Errada, porque o art. 22 da LINDB determina que os obstáculos e dificuldades reais do gestor devem ser considerados, e não desprezados.
- B)Na aplicação de sanções, serão consideradas apenas a natureza e a gravidade da infração cometida.
Errada, porque na aplicação de sanções devem ser considerados vários critérios do art. 22, como natureza e gravidade da infração, danos, circunstâncias e antecedentes, e não apenas dois elementos.
- C)É dispensável a assistência de advogado, devidamente constituído, que se dará mediante a subscrição de petição, juntamente com ambas as partes, ou com apenas uma delas, caso a outra constitua advogado próprio, não se fazendo necessário que a assinatura do advogado conste da escritura pública.
Errada, porque trata de regra sobre escritura pública e assistência de advogado que não corresponde ao regime jurídico-administrativo da LINDB, além de trazer conteúdo desconexo do enunciado.
- D)Nas esferas administrativa, controladora e judicial, não se decidirá com base em valores jurídicos abstratos sem que sejam consideradas as consequências práticas da decisão.

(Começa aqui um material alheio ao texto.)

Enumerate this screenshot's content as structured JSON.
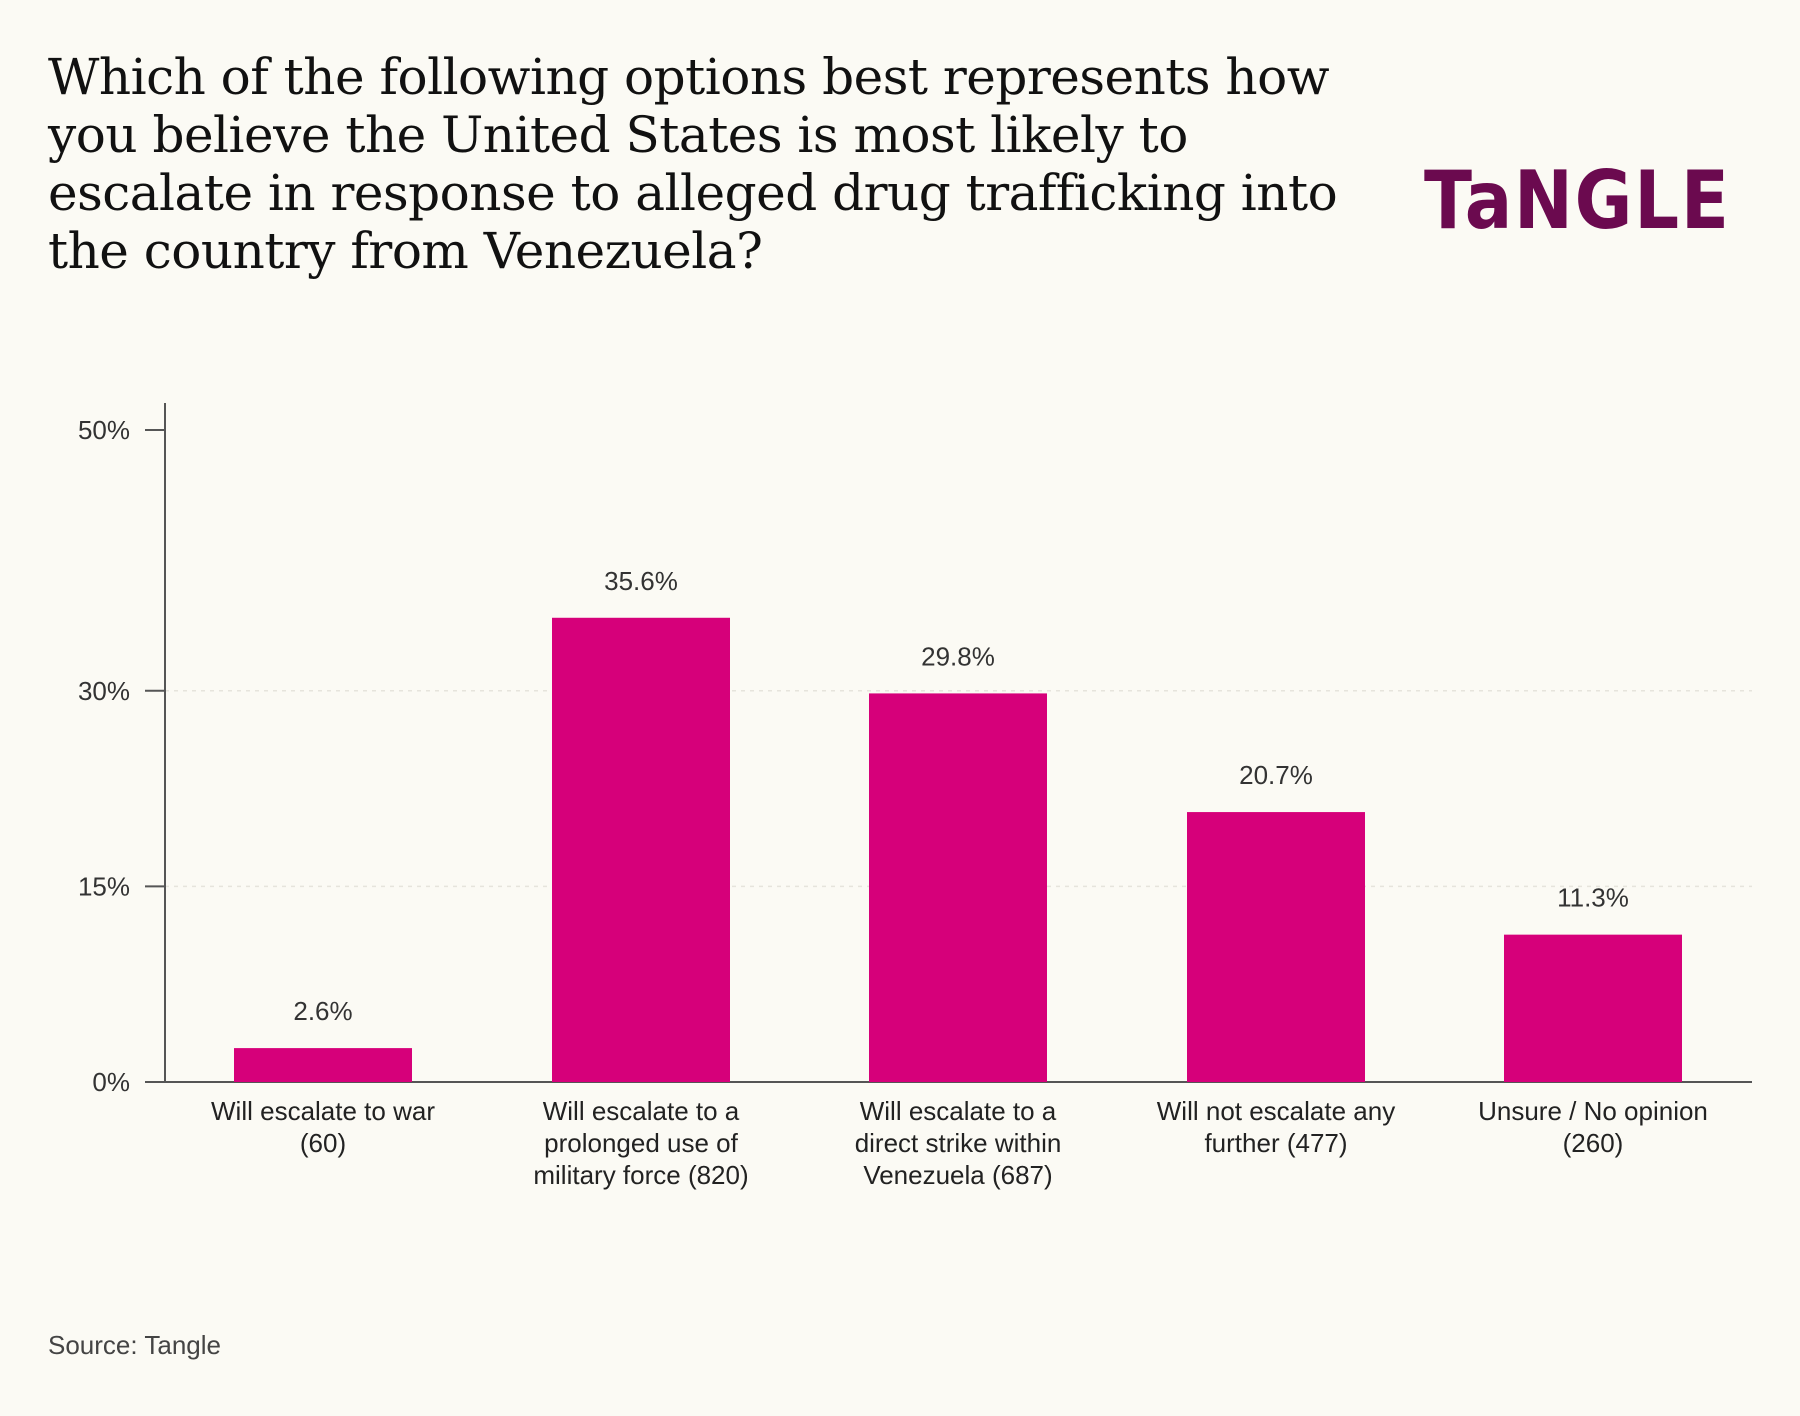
{
  "title": "Which of the following options best represents how you believe the United States is most likely to escalate in response to alleged drug trafficking into the country from Venezuela?",
  "brand": {
    "logo_text": "TaNGLE",
    "color": "#6b0a4f"
  },
  "source": "Source: Tangle",
  "chart_data": {
    "type": "bar",
    "categories": [
      "Will escalate to war (60)",
      "Will escalate to a prolonged use of military force (820)",
      "Will escalate to a direct strike within Venezuela (687)",
      "Will not escalate any further (477)",
      "Unsure / No opinion (260)"
    ],
    "category_lines": [
      [
        "Will escalate to war",
        "(60)"
      ],
      [
        "Will escalate to a",
        "prolonged use of",
        "military force (820)"
      ],
      [
        "Will escalate to a",
        "direct strike within",
        "Venezuela (687)"
      ],
      [
        "Will not escalate any",
        "further (477)"
      ],
      [
        "Unsure / No opinion",
        "(260)"
      ]
    ],
    "values": [
      2.6,
      35.6,
      29.8,
      20.7,
      11.3
    ],
    "value_labels": [
      "2.6%",
      "35.6%",
      "29.8%",
      "20.7%",
      "11.3%"
    ],
    "ylim": [
      0,
      50
    ],
    "yticks": [
      0,
      15,
      30,
      50
    ],
    "ytick_labels": [
      "0%",
      "15%",
      "30%",
      "50%"
    ],
    "gridlines_at": [
      15,
      30
    ],
    "bar_color": "#d6007a",
    "xlabel": "",
    "ylabel": ""
  }
}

Certa, porque está de acordo com o art. 20 da LINDB, que exige consideração das consequências práticas da decisão nas esferas administrativa, controladora e judicial.
Gabarito: D
A LINDB, depois da Lei 13.655/2018, trouxe um olhar mais realista para o Direito Público: o julgador e a Administração não podem decidir como se estivessem no mundo da teoria pura, ignorando o que acontece na prática. Por isso, nas esferas administrativa, controladora e judicial, a decisão deve levar em conta as consequências práticas e também evitar escolhas baseadas em valores jurídicos muito abstratos, sem conexão com o caso concreto. Isso está no art. 20 da LINDB. A lógica é simples: ninguém pode decidir em piloto automático, especialmente quando a decisão mexe com gestão pública, orçamento, políticas públicas e vida de terceiros. A lei quer que a autoridade enxergue o impacto real da medida, e não só o discurso bonito. É o famoso "pensar antes de cortar". A alternativa D reproduz exatamente essa ideia: não se decide com base em valores jurídicos abstratos sem considerar as consequências práticas da decisão. É o texto do art. 20 da LINDB, que orienta a interpretação e a decisão no Direito Público. Já as demais alternativas trocam o sentido da lei ou omitem elementos importantes, como a consideração das dificuldades do gestor e a dosimetria das sanções. Em prova, quando aparecerem expressões como "consequências práticas", "obstáculos reais do gestor" e "gestão pública", acenda o alerta: isso é o bloco da LINDB voltado ao regime jurídico-administrativo e à tomada de decisão responsável.